Patient im Fokus
Das Gesundheitswesen braucht Reformen, die den Nutzen der Patienten maximieren. Nur so lassen sich Kosten sparen.
Die Kosten des Gesundheitswesens stehen vermehrt im Fokus von Öffentlichkeit und Politik. In ihrem Werk Redefining Health Care legen die renommierten Innovationsexperten Michael Porter und Elizabeth Olmsted Teisberg einen strategischen Lösungsansatz (Value Agenda) vor. Das Buch beginnt mit einer umfangreichen Kritik, was alles im US-Gesundheitswesen schiefläuft. Vieles gilt auch für die Schweiz.
Die zentrale These dabei ist, dass sich heute der Wettbewerb um die Verschiebung der Kosten, die Einkaufsmacht oder den Verzicht auf Leistungen dreht. Kurz gesagt: Die Politik konzentriert sich zu sehr auf Kosten und Finanzierungssysteme. Reformen müssten aber ganz unabhängig von Finanzierungsfragen den Gesundheitszustand der Patienten verbessern. Im Fokus müsste die Maximierung des Nutzens für die Patienten stehen also das Erreichen des bestmöglichen Resultats zu tiefsten Kosten. Folgerichtig sollte sich der Wettbewerb am medizinischen Behandlungserfolg über den ganzen Behandlungszyklus hinweg orientieren. Ein solcher Ansatz würde die Effektivität und die Effizienz steigern und die Gesamtkosten dämpfen. Dies bedürfte aber eines Wandels vom heute angebotsorientierten Gesundheitssystem mit dem Arzt als Zentrum hin zu einem System, das die Bedürfnisse des Patienten in den Mittelpunkt rückt. Dazu müsste die Gesundheitsversorgung neu organisiert werden. Auch müssten Kosten und Resultate der Behandlung entlang des Krankheitsverlaufs über den gesamten Zyklus hinweg gemessen werden. Damit verbunden wäre langfristig ein Wechsel von einer Fee-for-service zu einer performanceorientierten Vergütung. Natürlich braucht es dazu mehr Daten und eine leistungsfähige IT-Plattform ein Wandel, der dank der Digitalisierung aber wohl sowieso nicht aufzuhalten ist, wie Eric Topol in seinem 2015 erschienenen Buch The Patient Will See You Now überzeugend darlegt.

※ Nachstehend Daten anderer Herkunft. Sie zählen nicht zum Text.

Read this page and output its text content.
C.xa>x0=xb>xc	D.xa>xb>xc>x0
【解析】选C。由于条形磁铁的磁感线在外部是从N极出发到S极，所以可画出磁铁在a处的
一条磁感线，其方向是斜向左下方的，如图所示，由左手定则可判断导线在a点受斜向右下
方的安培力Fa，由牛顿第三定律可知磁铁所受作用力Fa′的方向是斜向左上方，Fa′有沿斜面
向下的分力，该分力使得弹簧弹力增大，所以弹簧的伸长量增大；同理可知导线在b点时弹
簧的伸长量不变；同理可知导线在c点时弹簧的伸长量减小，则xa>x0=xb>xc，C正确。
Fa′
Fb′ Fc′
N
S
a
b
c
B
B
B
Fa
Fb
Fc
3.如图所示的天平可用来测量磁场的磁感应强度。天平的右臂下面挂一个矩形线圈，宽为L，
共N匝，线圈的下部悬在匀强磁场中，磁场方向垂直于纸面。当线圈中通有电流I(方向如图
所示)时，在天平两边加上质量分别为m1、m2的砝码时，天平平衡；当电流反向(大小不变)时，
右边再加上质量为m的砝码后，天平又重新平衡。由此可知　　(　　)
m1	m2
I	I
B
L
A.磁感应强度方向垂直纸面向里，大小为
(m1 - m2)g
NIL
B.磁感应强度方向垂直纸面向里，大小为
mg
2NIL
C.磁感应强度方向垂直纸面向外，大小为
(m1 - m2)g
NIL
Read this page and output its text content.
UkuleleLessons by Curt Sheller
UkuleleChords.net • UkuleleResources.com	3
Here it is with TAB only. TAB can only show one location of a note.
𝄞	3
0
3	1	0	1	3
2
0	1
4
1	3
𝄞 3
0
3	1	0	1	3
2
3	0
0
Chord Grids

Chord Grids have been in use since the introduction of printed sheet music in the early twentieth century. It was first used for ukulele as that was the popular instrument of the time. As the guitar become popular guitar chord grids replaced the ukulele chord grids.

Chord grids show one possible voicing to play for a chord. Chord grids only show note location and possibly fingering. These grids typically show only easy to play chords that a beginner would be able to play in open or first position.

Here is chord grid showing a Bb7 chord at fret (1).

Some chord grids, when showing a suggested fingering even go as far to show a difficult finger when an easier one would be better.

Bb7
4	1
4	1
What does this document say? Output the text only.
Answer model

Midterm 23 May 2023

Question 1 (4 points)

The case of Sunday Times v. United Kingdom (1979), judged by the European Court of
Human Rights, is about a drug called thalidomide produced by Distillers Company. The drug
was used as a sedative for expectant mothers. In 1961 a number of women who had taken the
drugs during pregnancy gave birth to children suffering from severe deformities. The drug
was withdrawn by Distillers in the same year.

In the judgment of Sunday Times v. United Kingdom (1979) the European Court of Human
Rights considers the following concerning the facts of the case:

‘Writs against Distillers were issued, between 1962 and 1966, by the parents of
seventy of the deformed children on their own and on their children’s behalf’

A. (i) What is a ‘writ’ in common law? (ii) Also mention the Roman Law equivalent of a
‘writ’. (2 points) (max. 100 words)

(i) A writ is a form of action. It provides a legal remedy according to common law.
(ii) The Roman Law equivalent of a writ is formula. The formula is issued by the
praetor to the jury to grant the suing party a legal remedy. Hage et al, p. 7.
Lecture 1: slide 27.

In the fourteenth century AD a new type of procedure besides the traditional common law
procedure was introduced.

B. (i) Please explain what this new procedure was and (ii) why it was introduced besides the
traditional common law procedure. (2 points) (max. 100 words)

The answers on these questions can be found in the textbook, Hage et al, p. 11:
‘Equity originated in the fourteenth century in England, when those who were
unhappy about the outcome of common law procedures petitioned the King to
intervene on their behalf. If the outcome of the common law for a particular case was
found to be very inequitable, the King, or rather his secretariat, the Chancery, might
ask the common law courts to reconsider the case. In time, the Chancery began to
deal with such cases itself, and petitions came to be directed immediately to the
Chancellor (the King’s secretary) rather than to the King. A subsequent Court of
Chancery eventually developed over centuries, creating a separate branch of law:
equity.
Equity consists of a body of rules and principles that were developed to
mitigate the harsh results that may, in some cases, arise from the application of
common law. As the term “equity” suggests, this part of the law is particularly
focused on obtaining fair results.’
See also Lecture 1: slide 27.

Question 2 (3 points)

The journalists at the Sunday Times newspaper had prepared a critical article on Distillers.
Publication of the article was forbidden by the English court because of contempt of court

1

Das Werk von Porter und Teisberg stammt aus dem Jahr 2006 und ist somit nicht mehr taufrisch. Das hat den Vorteil, dass seither weltweit viel vertiefende Forschung und konkrete Umsetzungen dieser Value Agenda stattgefunden haben. Bereits 2008 analysierte Teisberg zudem in einer Studie die Möglichkeiten und Chancen eines nutzenorientierten Wettbewerbs im Schweizer Gesundheitswesen. Zehn Jahre später sind Beobachter des politischen Diskurses im Gesundheitswesen ernüchtert. Denn nach wie vor diskutieren wir nur über die Eindämmung der direkten Krankheitskosten. So sei der Weg in Richtung Rationierung, sinkende Zufriedenheit und ironischerweise Kostenzunahme und -verlagerung vorgezeichnet, hielt Teisberg vor zehn Jahren fest. Pünktlich zu diesem Jubiläum hat die vom Bundesrat eingesetzte Expertengruppe unter Leitung der Alt-Ständerätin Verena Diener als Kernmassnahme zur Kostendämpfung die Einführung von Globalbudgets gefordert und damit also eine Massnahme, die zur Rationierung von medizinischen Leistungen führen kann. Von einem effizienz-und effektivitätssteigernden Wettbewerb um Nutzen und Ergebnisse auf der Ebene einzelner Krankheitsbilder über den gesamten Behandlungszyklus hinweg sind wir also noch immer weit entfernt. Wann macht sich die Schweiz politisch auf den Weg zu einem nutzenorientierten Wettbewerb?